Side note: I don’t feel raw enough in this writing. I might have used up the rawness already today. But I want to try. I need to try and work this out, because as my therapist pointed out, anger is a great catalyst AND it can point to hurt feelings. “How have your feelings been hurt?” she asked. And then I cried.

“Do you know how often I tried to get hired by the church?” I replied. “It’s ridiculous.” Sometimes I got hired, but never for spiritual roles. So not only did I get paid peanuts as, most often, a receptionist, I also gave countless…countless…resources in time, heart, and tithes. Straight out of college, i moved into working for ministries. Making money wasn’t my goal. Healing was my goal. Healing for myself and others. I was open to the healing my religion tried to provide and I felt like a conduit of that healing. It was my life work. But the money just was not there. Nor the esteem.

It’s only in the last five years when I began wondering what I can do for a job that could actually pay me. But five years later, I am still making no money.

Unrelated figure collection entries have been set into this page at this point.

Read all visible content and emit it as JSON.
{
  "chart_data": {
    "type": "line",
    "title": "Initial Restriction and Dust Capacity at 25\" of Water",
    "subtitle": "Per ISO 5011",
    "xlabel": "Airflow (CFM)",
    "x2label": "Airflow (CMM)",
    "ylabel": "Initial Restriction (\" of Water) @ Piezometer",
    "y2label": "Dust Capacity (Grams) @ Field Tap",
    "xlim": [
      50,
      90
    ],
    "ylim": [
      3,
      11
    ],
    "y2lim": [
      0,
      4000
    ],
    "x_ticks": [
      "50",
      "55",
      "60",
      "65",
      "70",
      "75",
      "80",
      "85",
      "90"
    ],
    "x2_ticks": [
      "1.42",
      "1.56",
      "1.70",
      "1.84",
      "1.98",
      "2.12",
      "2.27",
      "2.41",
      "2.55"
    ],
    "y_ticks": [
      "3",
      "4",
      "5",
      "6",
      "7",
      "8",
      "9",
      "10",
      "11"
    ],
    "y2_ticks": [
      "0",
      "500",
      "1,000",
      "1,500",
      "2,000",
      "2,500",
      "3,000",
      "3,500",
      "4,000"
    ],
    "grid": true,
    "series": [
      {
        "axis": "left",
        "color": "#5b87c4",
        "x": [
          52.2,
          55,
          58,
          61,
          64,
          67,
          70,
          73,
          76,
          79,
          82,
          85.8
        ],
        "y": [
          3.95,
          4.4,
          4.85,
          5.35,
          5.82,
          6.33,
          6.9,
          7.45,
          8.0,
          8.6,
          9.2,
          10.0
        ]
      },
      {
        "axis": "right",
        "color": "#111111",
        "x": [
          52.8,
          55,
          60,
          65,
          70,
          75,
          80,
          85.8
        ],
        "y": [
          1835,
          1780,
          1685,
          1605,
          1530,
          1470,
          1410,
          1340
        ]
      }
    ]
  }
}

It’s hard to encapsulate all this and connect the dots in one post. But I’ll try to be succinct and say, here’s what my current story is. I cannot get paid for what I’m good at. Ministry, motherhood, and selling used books doesn’t pay. Knowing a little about a lot of things doesn’t pay. I cannot find something to do that pays.

This week I surrendered and started selling books on Amazon. I hustled, listed, and then sold…about 12. I know, I know…nothing happens overnight and me doubling my daily sales will take some time. But selling books online means sorting through a lot of crap first. I have always hated thrift store shopping. I’m not very good at it! I don’t find treasures among trash. I rarely turn a profit. But I know books. I know what sells once I can finally find them. And I need to double my sales. So I finally surrendered.

Dear Therapist, When I hand you my bank card, I know I am paying you for an hour what I might make in sales all day. It stings. As you know, my feelings are hurting. I can’t find any way to be valued. I have served others so much and now I’m pawing through thrift stores. I feel so lonely.

I’m moving into a time of my life where peers are making or inheriting a lot of money. It’s hard to watch. I don’t even have a paying job yet and they’re taking their kids to Europe. i get jealous. I get really, really jealous. It’s anger. It’s hurt feelings. “What does it feel like?” my therapist asked. “Defeat, “ i answered. “It feels like defeat.”

I don’t know how to easily wrap this post up. What open-ended question to ask. I just know that I need a different story. I’ll let you know when I can tell it.

P.S. A journalist came in today to fact check and follow-up about an article she’s writing about me and midlife transition. “I hope you don’t mind,” she said. “I called you a Paper and Ink Book Apostle. You’re a missionary for the written word!”